Oh, I just felt like it.

May I come in?

As though she could say no to her mother, in her pin curls and unstained pink chenille robe.

Cynthia crazily tried to hide herself in the clear, clean water, to hide beneath bubbles—when another voice intruded, and recalled her to the present, to
now
:

Derek. “Cynthia, have you gone to sleep? Come on, you can’t be tired.” But he laughed.

Outside their wide-open window, the November night was windy and black. Still not entirely awake, Cynthia saw dark torn clouds entangled in the branches of tall and leafless trees, and an edge of moon. She thought how in London it was already tomorrow, and Harry was—but she could not imagine Harry, or London. Or the war.

Unlike Harry, Abigail wrote long, infrequent letters that were very much in her own voice. Often they arrived just as Cynthia was telling herself that she must not call, she must not intrude on Abigail’s new, busy, and apparently very happy
college life. But Swarthmore, near Philadelphia, seemed so very far away from Pinehill.

“New York was terrific,” Abby most recently wrote. “I went up with Susan Marcus, this really neat girl I wrote you about. Her brother goes to Swarthmore too. Her parents live down in Greenwich Village, near Washington Square, on West 11th Street. The neatest apartment, really huge! Her father does something in Los Angeles in the movies. He knows Russell Byrd, isn’t that amazing? He asked me if I knew him too, when I said I was from Pinehill sort of, and so I said of course I knew Mr. Byrd, and Melanctha. Susan’s mother is really pretty and she works full-time for Russian War Relief.
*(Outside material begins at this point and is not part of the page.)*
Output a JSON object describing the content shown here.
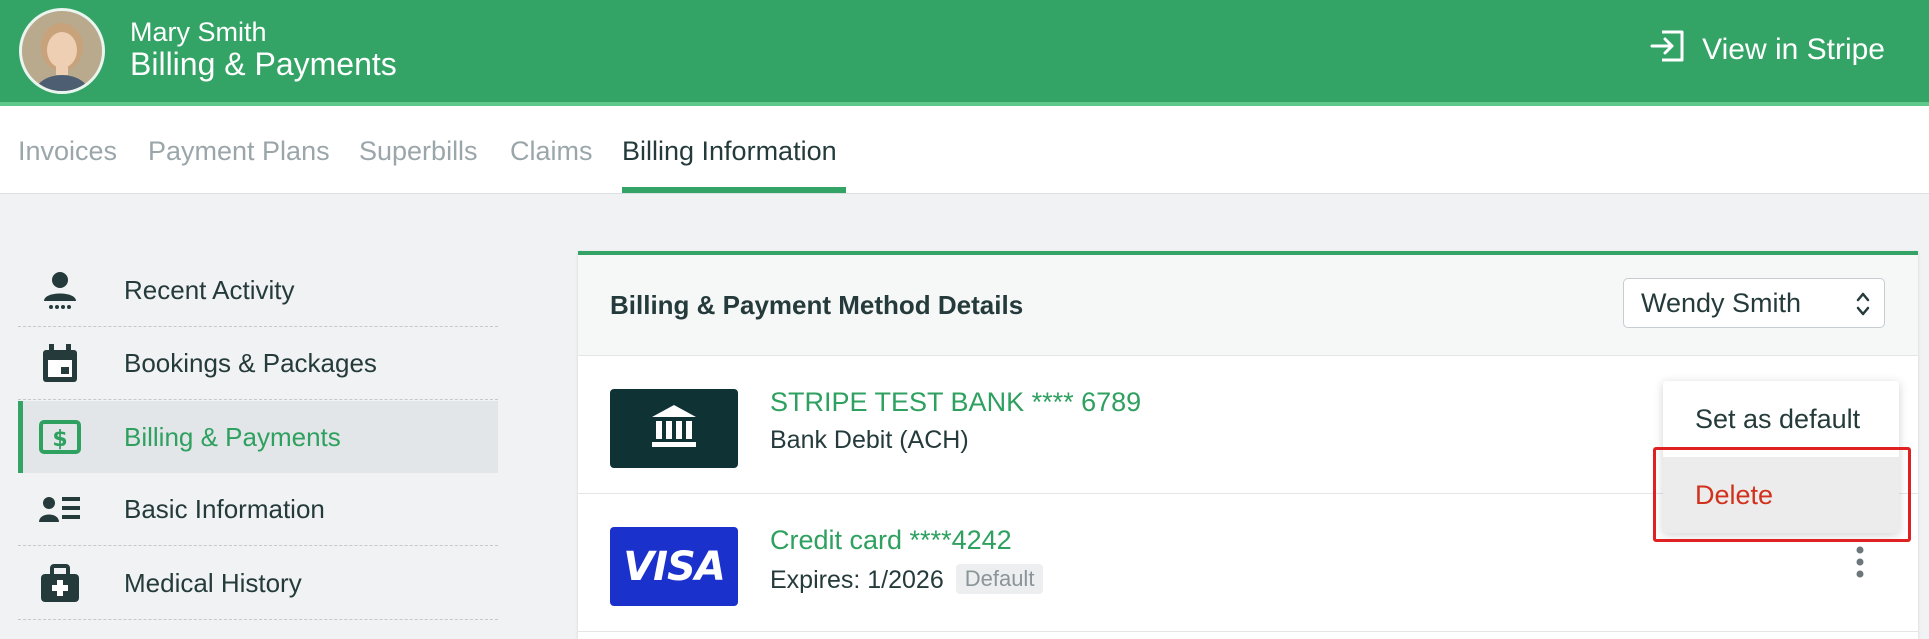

“They took me to this play,
The Voice of the Turtle
, that I thought was pretty dumb. I can’t stand that Margaret Sullavan, so phoney, I don’t care if she is an actress. And all that stuff about being a professional virgin—no one talks that way. We wanted to see
Watch on the Rhine
but we couldn’t get tickets.”

At which Cynthia had chillingly wondered: was Abigail herself still a virgin? She had not before, in a conscious way, thought about her daughter, Abigail, making love. The idea made her extremely uncomfortable.

“But the Marcuses are all so nice,” Abigail continued. “They didn’t like that dumb play either, even if they said it did get great reviews. Mr. Marcus said Margaret Sullavan is not at all his favorite actress, but then he wouldn’t say who was. I don’t think he likes Mr. Byrd very much, but I don’t know why. He is what you would call
très discret
. Did I get the accent right? They’ve invited me to come back for Thanksgiving. Will that be all right with you? I hadn’t really planned on coming home then. Had you?

“I haven’t heard from Dad for a while, but I guess he’s okay. Sometimes I think about sneaking aboard some boat to get over to London to see him, but don’t worry, I won’t do that (probably).

“Benny Davis is supposed to come down to see me, or he might come to New York at Thanksgiving. He seems to be changing his mind about medical school. He’s not sure what he wants to do. Me neither! The Marcuses have a lot of Negro friends, Susan told me, so it would be okay about Benny coming. A lot of their friends are Communists, Susan said, but they never want to join, and now after the Hitler-Stalin pact they’re glad they didn’t. You don’t hear a lot of stuff like that in Pinehill, do you?”